L'an dernier, le programme avait enregistré le rattachement de la commission du contentieux du stationnement payant (156 ETPT), situation assez singulière de financement d'une juridiction par le ministère de l'intérieur. Compte tenu du stock considérable d'affaires à traiter, les moyens pourraient être insuffisants, les collectivités territoriales devant connaître de leur côté une surcharge créée par les demandes préalables qu'elles seront appelées à instruire.
Les crédits du programme sont largement préemptés par des engagements précédents correspondant à des opérations immobilières très significatives. 702 millions d'engagements antérieurs restent à payer, ne laissant de marges que pour 404 millions d'euros de nouveaux engagements qui, en dehors de ceux purement conventionnels, laissent, en fait, moins de 200 millions d'euros disponibles pour des investissements nouveaux.
Ceux-ci seront fortement mobilisés vers les systèmes informatiques (101 millions d'euros en autorisations d'engagement ) , qui extériorisent une forte augmentation des dépenses prévues au titre des systèmes d'information et de communication (+ 32,6 millions d'euros soit + 56,5 %).
Elle répond, en particulier, au projet de réseau radio du futur annoncé par le président de la République.
Le coût de ce projet dépasse 160 millions d'euros.

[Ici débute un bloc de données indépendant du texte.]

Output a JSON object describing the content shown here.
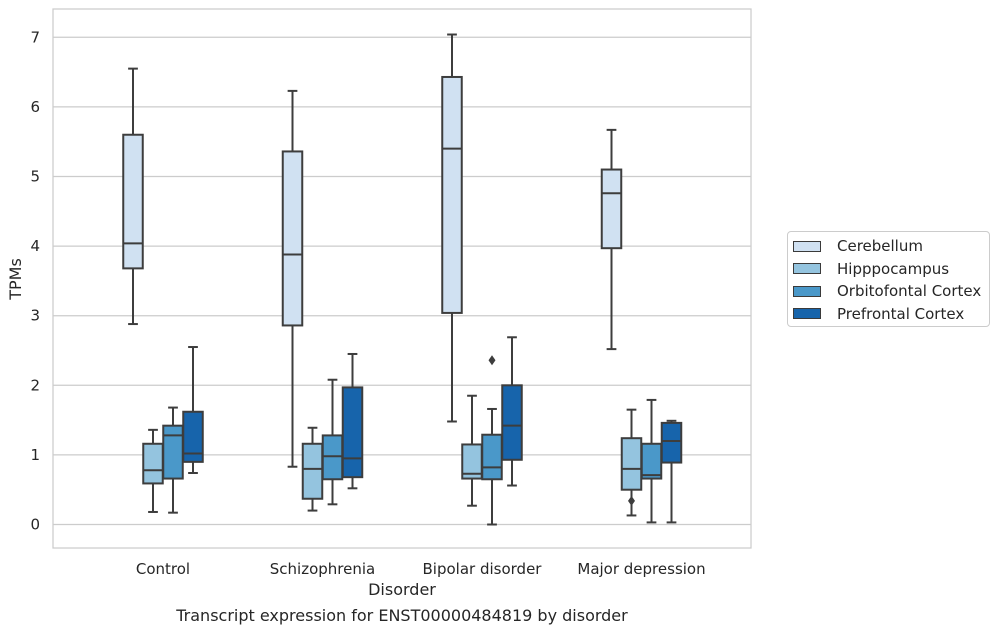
{
  "chart_data": {
    "type": "box",
    "title": "",
    "caption": "Transcript expression for ENST00000484819 by disorder",
    "xlabel": "Disorder",
    "ylabel": "TPMs",
    "ylim": [
      -0.33,
      7.4
    ],
    "yticks": [
      0,
      1,
      2,
      3,
      4,
      5,
      6,
      7
    ],
    "grid": true,
    "legend_position": "right",
    "categories": [
      "Control",
      "Schizophrenia",
      "Bipolar disorder",
      "Major depression"
    ],
    "series": [
      {
        "name": "Cerebellum",
        "color": "#d0e1f2",
        "boxes": [
          {
            "whisker_low": 2.88,
            "q1": 3.68,
            "median": 4.04,
            "q3": 5.6,
            "whisker_high": 6.55,
            "outliers": []
          },
          {
            "whisker_low": 0.83,
            "q1": 2.86,
            "median": 3.88,
            "q3": 5.36,
            "whisker_high": 6.23,
            "outliers": []
          },
          {
            "whisker_low": 1.48,
            "q1": 3.04,
            "median": 5.4,
            "q3": 6.43,
            "whisker_high": 7.04,
            "outliers": []
          },
          {
            "whisker_low": 2.52,
            "q1": 3.97,
            "median": 4.76,
            "q3": 5.1,
            "whisker_high": 5.67,
            "outliers": []
          }
        ]
      },
      {
        "name": "Hipppocampus",
        "color": "#94c4df",
        "boxes": [
          {
            "whisker_low": 0.18,
            "q1": 0.59,
            "median": 0.78,
            "q3": 1.16,
            "whisker_high": 1.36,
            "outliers": []
          },
          {
            "whisker_low": 0.2,
            "q1": 0.37,
            "median": 0.8,
            "q3": 1.16,
            "whisker_high": 1.39,
            "outliers": []
          },
          {
            "whisker_low": 0.27,
            "q1": 0.66,
            "median": 0.73,
            "q3": 1.15,
            "whisker_high": 1.85,
            "outliers": []
          },
          {
            "whisker_low": 0.13,
            "q1": 0.5,
            "median": 0.8,
            "q3": 1.24,
            "whisker_high": 1.65,
            "outliers": [
              0.34
            ]
          }
        ]
      },
      {
        "name": "Orbitofontal Cortex",
        "color": "#4a98c9",
        "boxes": [
          {
            "whisker_low": 0.17,
            "q1": 0.66,
            "median": 1.28,
            "q3": 1.42,
            "whisker_high": 1.68,
            "outliers": []
          },
          {
            "whisker_low": 0.29,
            "q1": 0.65,
            "median": 0.98,
            "q3": 1.28,
            "whisker_high": 2.08,
            "outliers": []
          },
          {
            "whisker_low": 0.0,
            "q1": 0.65,
            "median": 0.82,
            "q3": 1.29,
            "whisker_high": 1.66,
            "outliers": [
              2.36
            ]
          },
          {
            "whisker_low": 0.03,
            "q1": 0.66,
            "median": 0.71,
            "q3": 1.16,
            "whisker_high": 1.79,
            "outliers": []
          }
        ]
      },
      {
        "name": "Prefrontal Cortex",
        "color": "#1764ab",
        "boxes": [
          {
            "whisker_low": 0.74,
            "q1": 0.9,
            "median": 1.02,
            "q3": 1.62,
            "whisker_high": 2.55,
            "outliers": []
          },
          {
            "whisker_low": 0.52,
            "q1": 0.68,
            "median": 0.95,
            "q3": 1.97,
            "whisker_high": 2.45,
            "outliers": []
          },
          {
            "whisker_low": 0.56,
            "q1": 0.93,
            "median": 1.42,
            "q3": 2.0,
            "whisker_high": 2.69,
            "outliers": []
          },
          {
            "whisker_low": 0.03,
            "q1": 0.89,
            "median": 1.2,
            "q3": 1.46,
            "whisker_high": 1.49,
            "outliers": []
          }
        ]
      }
    ]
  }
}
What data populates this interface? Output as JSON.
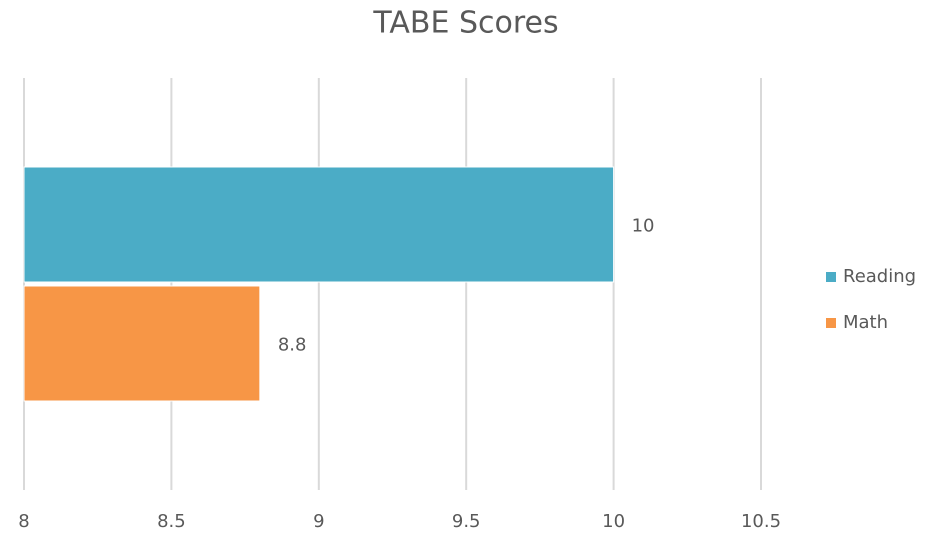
{
  "chart_data": {
    "type": "bar",
    "orientation": "horizontal",
    "title": "TABE Scores",
    "categories": [
      null
    ],
    "series": [
      {
        "name": "Reading",
        "color": "#4bacc6",
        "values": [
          10
        ]
      },
      {
        "name": "Math",
        "color": "#f79646",
        "values": [
          8.8
        ]
      }
    ],
    "xlim": [
      8,
      10.5
    ],
    "xticks": [
      8,
      8.5,
      9,
      9.5,
      10,
      10.5
    ],
    "grid": true,
    "legend": "right"
  }
}
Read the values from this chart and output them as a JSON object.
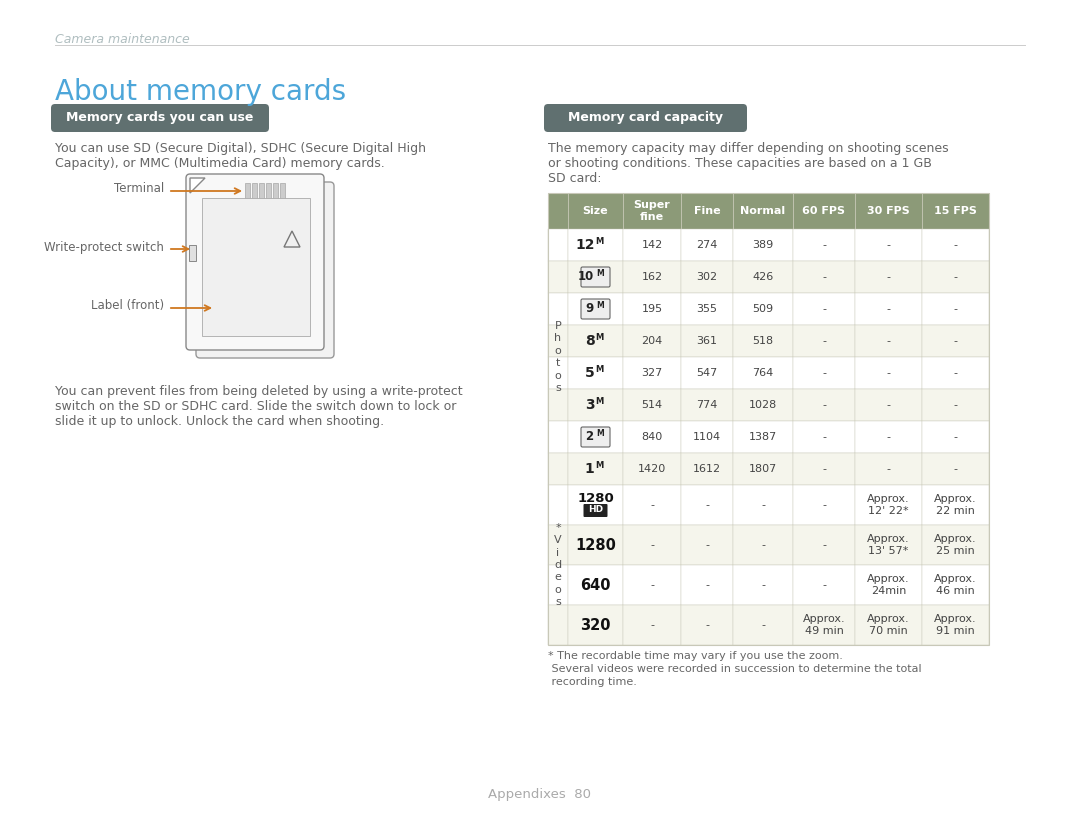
{
  "bg_color": "#ffffff",
  "page_title": "Camera maintenance",
  "section_title": "About memory cards",
  "section_title_color": "#4da6d9",
  "subsection1_title": "Memory cards you can use",
  "subsection1_bg": "#607070",
  "subsection1_text_color": "#ffffff",
  "body_text_color": "#666666",
  "body1_line1": "You can use SD (Secure Digital), SDHC (Secure Digital High",
  "body1_line2": "Capacity), or MMC (Multimedia Card) memory cards.",
  "card_labels": [
    "Terminal",
    "Write-protect switch",
    "Label (front)"
  ],
  "card_arrow_color": "#d07820",
  "body2_line1": "You can prevent files from being deleted by using a write-protect",
  "body2_line2": "switch on the SD or SDHC card. Slide the switch down to lock or",
  "body2_line3": "slide it up to unlock. Unlock the card when shooting.",
  "subsection2_title": "Memory card capacity",
  "subsection2_bg": "#607070",
  "subsection2_text_color": "#ffffff",
  "table_intro_line1": "The memory capacity may differ depending on shooting scenes",
  "table_intro_line2": "or shooting conditions. These capacities are based on a 1 GB",
  "table_intro_line3": "SD card:",
  "table_header_bg": "#8c9a78",
  "table_header_text": "#ffffff",
  "table_row_bg_odd": "#f5f5ec",
  "table_row_bg_even": "#ffffff",
  "table_border_color": "#c8c8b8",
  "col_headers": [
    "Size",
    "Super\nfine",
    "Fine",
    "Normal",
    "60 FPS",
    "30 FPS",
    "15 FPS"
  ],
  "rows": [
    {
      "label": "12M",
      "style": "bold_M",
      "sf": "142",
      "fine": "274",
      "normal": "389",
      "fps60": "-",
      "fps30": "-",
      "fps15": "-",
      "section": "Photos"
    },
    {
      "label": "10M",
      "style": "icon_box",
      "sf": "162",
      "fine": "302",
      "normal": "426",
      "fps60": "-",
      "fps30": "-",
      "fps15": "-",
      "section": "Photos"
    },
    {
      "label": "9M",
      "style": "icon_box",
      "sf": "195",
      "fine": "355",
      "normal": "509",
      "fps60": "-",
      "fps30": "-",
      "fps15": "-",
      "section": "Photos"
    },
    {
      "label": "8M",
      "style": "bold_M",
      "sf": "204",
      "fine": "361",
      "normal": "518",
      "fps60": "-",
      "fps30": "-",
      "fps15": "-",
      "section": "Photos"
    },
    {
      "label": "5M",
      "style": "bold_M",
      "sf": "327",
      "fine": "547",
      "normal": "764",
      "fps60": "-",
      "fps30": "-",
      "fps15": "-",
      "section": "Photos"
    },
    {
      "label": "3M",
      "style": "bold_M",
      "sf": "514",
      "fine": "774",
      "normal": "1028",
      "fps60": "-",
      "fps30": "-",
      "fps15": "-",
      "section": "Photos"
    },
    {
      "label": "2M",
      "style": "icon_box",
      "sf": "840",
      "fine": "1104",
      "normal": "1387",
      "fps60": "-",
      "fps30": "-",
      "fps15": "-",
      "section": "Photos"
    },
    {
      "label": "1M",
      "style": "bold_M",
      "sf": "1420",
      "fine": "1612",
      "normal": "1807",
      "fps60": "-",
      "fps30": "-",
      "fps15": "-",
      "section": "Photos"
    },
    {
      "label": "1280HD",
      "style": "hd_icon",
      "sf": "-",
      "fine": "-",
      "normal": "-",
      "fps60": "-",
      "fps30": "Approx.\n12' 22*",
      "fps15": "Approx.\n22 min",
      "section": "Videos"
    },
    {
      "label": "1280",
      "style": "bold_num",
      "sf": "-",
      "fine": "-",
      "normal": "-",
      "fps60": "-",
      "fps30": "Approx.\n13' 57*",
      "fps15": "Approx.\n25 min",
      "section": "Videos"
    },
    {
      "label": "640",
      "style": "bold_num",
      "sf": "-",
      "fine": "-",
      "normal": "-",
      "fps60": "-",
      "fps30": "Approx.\n24min",
      "fps15": "Approx.\n46 min",
      "section": "Videos"
    },
    {
      "label": "320",
      "style": "bold_num",
      "sf": "-",
      "fine": "-",
      "normal": "-",
      "fps60": "Approx.\n49 min",
      "fps30": "Approx.\n70 min",
      "fps15": "Approx.\n91 min",
      "section": "Videos"
    }
  ],
  "footnote1": "* The recordable time may vary if you use the zoom.",
  "footnote2": " Several videos were recorded in succession to determine the total",
  "footnote3": " recording time.",
  "footer_text": "Appendixes  80",
  "footer_color": "#aaaaaa",
  "header_divider_color": "#cccccc"
}
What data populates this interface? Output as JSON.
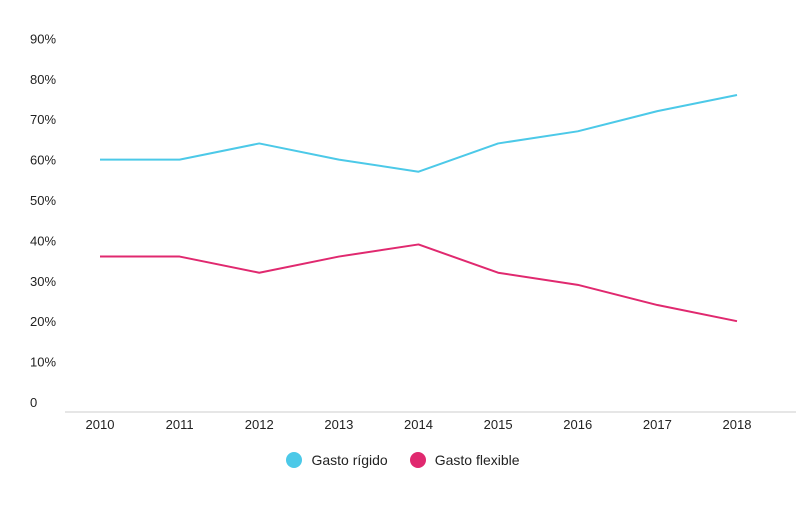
{
  "chart_data": {
    "type": "line",
    "x": [
      "2010",
      "2011",
      "2012",
      "2013",
      "2014",
      "2015",
      "2016",
      "2017",
      "2018"
    ],
    "series": [
      {
        "name": "Gasto rígido",
        "values": [
          60,
          60,
          64,
          60,
          57,
          64,
          67,
          72,
          76
        ],
        "color": "#4cc9e8"
      },
      {
        "name": "Gasto flexible",
        "values": [
          36,
          36,
          32,
          36,
          39,
          32,
          29,
          24,
          20
        ],
        "color": "#e0296f"
      }
    ],
    "yticks": [
      "0",
      "10%",
      "20%",
      "30%",
      "40%",
      "50%",
      "60%",
      "70%",
      "80%",
      "90%"
    ],
    "ylim": [
      0,
      90
    ],
    "legend_position": "bottom-center",
    "grid": false
  }
}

Compte tenu de certaines expériences (par exemple, le centre de données BO 15), il faut souhaiter qu'il ne suscite pas de dépassements.
Les autres motifs de dépenses compensent partiellement cette hausse, soit en demeurant à peu près stables, soit en baissant. Il en va ainsi, en particulier, des dépenses prévues au titre des affaires immobilières qui se replient de 8,3 % (- 12,4 millions d'euros).